To me it seems that the file locking of all these Dovecot index files does not work properly accross GlusterFS although i set the corresponding switches in the Dovecot config file /etc/dovecot/conf.d/10-mail.conf:
mail_temp_dir = /var/tmp
mail_fsync = always
mmap_disable = yes
fsync_disable = no
mail_nfs_storage = yes
mail_nfs_index = yes
lock_method = fcntl

I spent a lot of time searching along several boards, but found no useable solution. So i started experimenting with moving the index files somewhere else. I decided to use /var/vmail-index. As root i executed:
mkdir /var/vmail-index
chown vmail:vmail /var/vmail-index
(Remark: /var/vmail-index is on a different file system and different harddrives than /var/vmail, in my case this lowered I/O-load and IMAP-access-times)

now edit /etc/dovecot/dovecot-sql.conf and comment out this line:
# user_query = SELECT email as user, maildir as home, CONCAT( maildir_format, ':', maildir, '/', IF(maildir_format='maildir','Maildir',maildir_format)) as mail, uid, gid, CONCAT('*:storage=', quota, 'B') AS quota_rule, CONCAT(maildir, '/.sieve') as sieve FROM mail_user WHERE (login = '%u' OR email = '%u') AND `disable%Ls` = 'n' AND server_id = '1'
and replace it by:
user_query = SELECT email as user, maildir as home, CONCAT( maildir_format, ':', maildir, '/', IF(maildir_format='maildir','Maildir',maildir_format),':INDEX=/var/vmail-index/%d/%n') as mail, uid, gid, CONCAT('*:storage=', quota, 'B') AS quota_rule, CONCAT(maildir, '/.sieve') as sieve FROM mail_user WHERE (login = '%u' OR email = '%u') AND `disable%Ls` = 'n' AND server_id = '1'

Restart dovecot:
/etc/init.d/dovecot force-reload

From now an Dovecot will place index files under a directory structure like this:
/var/vmail-index/DOMAIN/USER/.xxxxxxx/

If you start this on a busy server the I/O-Load will increase for a while as Dopvecot has to create a lot of directories. But as he is done with it IMAP-access gets really really fast! From now on we discovered none of the above described index erros.
I wondered if there might be any problems if each Dovecot uses it's own index and users get moved to another server my our loadbalancer. But it works fine.

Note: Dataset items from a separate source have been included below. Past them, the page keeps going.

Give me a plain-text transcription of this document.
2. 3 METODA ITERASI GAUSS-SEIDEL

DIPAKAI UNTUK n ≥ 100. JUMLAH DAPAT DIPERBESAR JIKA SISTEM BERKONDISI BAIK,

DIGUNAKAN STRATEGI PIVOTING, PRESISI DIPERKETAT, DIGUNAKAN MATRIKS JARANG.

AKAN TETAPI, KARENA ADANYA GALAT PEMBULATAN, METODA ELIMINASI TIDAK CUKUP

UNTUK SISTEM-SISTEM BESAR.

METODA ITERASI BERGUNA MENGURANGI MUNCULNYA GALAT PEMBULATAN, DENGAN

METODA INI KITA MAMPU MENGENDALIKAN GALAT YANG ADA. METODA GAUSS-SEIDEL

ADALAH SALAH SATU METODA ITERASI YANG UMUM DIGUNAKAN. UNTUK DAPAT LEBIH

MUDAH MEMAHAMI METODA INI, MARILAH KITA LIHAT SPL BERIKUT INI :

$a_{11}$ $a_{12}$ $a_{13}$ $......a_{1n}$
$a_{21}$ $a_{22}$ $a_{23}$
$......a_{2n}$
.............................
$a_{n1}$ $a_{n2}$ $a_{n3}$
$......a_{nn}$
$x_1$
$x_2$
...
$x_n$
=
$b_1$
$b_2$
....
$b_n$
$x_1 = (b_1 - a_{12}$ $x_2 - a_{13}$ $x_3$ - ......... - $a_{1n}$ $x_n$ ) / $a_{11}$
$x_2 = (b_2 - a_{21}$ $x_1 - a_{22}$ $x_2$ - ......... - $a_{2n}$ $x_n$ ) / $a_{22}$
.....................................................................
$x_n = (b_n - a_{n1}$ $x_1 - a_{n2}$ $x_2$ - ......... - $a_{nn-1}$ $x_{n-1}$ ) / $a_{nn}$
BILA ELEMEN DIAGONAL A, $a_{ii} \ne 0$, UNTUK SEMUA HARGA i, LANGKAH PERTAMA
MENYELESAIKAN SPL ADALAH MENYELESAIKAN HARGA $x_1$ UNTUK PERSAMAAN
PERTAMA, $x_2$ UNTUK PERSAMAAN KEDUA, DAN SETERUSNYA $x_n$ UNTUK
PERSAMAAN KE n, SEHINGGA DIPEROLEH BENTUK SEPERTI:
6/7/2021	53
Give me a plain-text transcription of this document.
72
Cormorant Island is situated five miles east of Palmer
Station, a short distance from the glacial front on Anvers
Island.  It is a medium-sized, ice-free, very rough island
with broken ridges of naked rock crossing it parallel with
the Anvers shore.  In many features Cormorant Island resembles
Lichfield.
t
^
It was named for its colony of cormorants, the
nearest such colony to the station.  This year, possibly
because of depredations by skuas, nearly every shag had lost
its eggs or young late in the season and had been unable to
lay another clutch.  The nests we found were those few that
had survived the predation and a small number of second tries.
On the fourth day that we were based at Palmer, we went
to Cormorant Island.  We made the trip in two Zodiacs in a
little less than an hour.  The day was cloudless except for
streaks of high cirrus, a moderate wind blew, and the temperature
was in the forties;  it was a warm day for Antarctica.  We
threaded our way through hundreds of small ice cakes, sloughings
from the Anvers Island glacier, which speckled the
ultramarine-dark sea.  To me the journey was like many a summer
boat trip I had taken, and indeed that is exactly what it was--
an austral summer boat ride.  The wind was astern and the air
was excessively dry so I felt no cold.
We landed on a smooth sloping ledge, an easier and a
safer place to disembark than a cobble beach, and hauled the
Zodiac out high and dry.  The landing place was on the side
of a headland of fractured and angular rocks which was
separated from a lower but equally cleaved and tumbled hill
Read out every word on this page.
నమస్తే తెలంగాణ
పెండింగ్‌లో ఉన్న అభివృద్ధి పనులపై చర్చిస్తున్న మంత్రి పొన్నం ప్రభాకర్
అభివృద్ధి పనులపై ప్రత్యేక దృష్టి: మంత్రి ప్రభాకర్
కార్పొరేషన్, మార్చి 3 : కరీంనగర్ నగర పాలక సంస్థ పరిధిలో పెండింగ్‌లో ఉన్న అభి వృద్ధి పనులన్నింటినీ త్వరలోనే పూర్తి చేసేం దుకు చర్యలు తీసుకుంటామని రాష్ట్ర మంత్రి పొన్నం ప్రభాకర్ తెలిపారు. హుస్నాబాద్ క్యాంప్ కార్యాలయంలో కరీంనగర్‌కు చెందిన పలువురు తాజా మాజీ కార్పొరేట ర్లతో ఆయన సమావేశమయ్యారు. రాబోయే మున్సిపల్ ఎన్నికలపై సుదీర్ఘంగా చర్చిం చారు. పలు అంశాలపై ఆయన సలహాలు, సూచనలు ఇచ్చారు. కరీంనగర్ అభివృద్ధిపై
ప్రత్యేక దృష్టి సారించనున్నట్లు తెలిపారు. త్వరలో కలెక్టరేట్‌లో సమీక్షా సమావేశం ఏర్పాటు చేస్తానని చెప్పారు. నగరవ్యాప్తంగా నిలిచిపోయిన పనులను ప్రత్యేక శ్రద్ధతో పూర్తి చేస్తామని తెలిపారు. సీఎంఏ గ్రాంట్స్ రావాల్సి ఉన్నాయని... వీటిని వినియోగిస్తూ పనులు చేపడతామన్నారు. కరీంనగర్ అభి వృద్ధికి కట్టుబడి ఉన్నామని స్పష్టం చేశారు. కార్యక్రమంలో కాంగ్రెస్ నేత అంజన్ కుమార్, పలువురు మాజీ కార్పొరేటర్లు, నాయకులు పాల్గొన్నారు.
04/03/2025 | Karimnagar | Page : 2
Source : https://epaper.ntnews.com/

The drawback of this procedure is that you have to care about you index-directory by yourself as deletion of mailboxes or domains in ISPConfig will not cover deletion of the correxpondig folders in /var/vmail-index. So i created a little bash-script which gets executed every night on each machine:

#!/bin/bash

# Verbose? 0 -> off, 1-> little, 2-> a lot
verbose=1

# Really delete?
echbetrieb=true

# Maildir-Path
MAILDIR='/var/vmail'

# Index-Path
INDEXDIR='/var/vmail-index'

test ! -d $MAILDIR && echo "MAILDIR $MAILDIR is no directory, exit." && exit 1
test ! -d $INDEXDIR && echo "INDEXDIR $INDEXDIR is no directory, exit." && exit 1

test $verbose -gt 0 && echo "Clearing index dir $INDEXDIR"
test $echtbetrieb || echo "Testing - no deletion"
cd $INDEXDIR
for domain in $(ls)
do
if [ -d $INDEXDIR/$domain ]
then
if [ -d $MAILDIR/$domain ]
then
test $verbose -gt 1 && echo "$MAILDIR/$domain still exists"
for user in $(ls $MAILDIR/$domain)
do
if [ -d $MAILDIR/$domain/$user ]
then
test $verbose -gt 1 && echo "$MAILDIR/$domain/$user still exists"
else
test $verbose -gt 0 && echo "$MAILDIR/$domain/$user doesn't exist any more, gets deleted"
test $echtbetrieb && rm -rf $INDEXDIR/$domain/$user
fi
done
else
test $verbose -gt 0 && echo "$MAILDIR/$domain doesn't exist any more, gets deleted"
test $echtbetrieb && rm -rf $INDEXDIR/$domain
fi
# sleep 1
fi
done

-------------------------------------------------------------

So - maybe this is a little bit helpful for somebody. I'm not sure whether this is "ISPConfig-update-safe", i'll know after the next update.

 

Did you try to make your changes to /etc/dovecot.conf and not to /etc/dovecot/conf.d/10-mail.conf? A server with ispconfig does not read conf.d/*

 

Oh - you're absolutely right, i must have been blind .... i fixed that. I gave it a try and turned one node back to the orignal config of dovecot-sql.conf. The result was frustrating. The locking works now with the settings in /etc/dovecon.conf, but accessind mailboxes gets now really slow. The load avarage raised to 10 while it is around 0.5-2 with my configuration and index files on different fast hartddrives.
So moving the index files off the shared file system turned out to be an enormous speed enhancement in our setup. We located /var on a SAS-RAID1 so access is really fast.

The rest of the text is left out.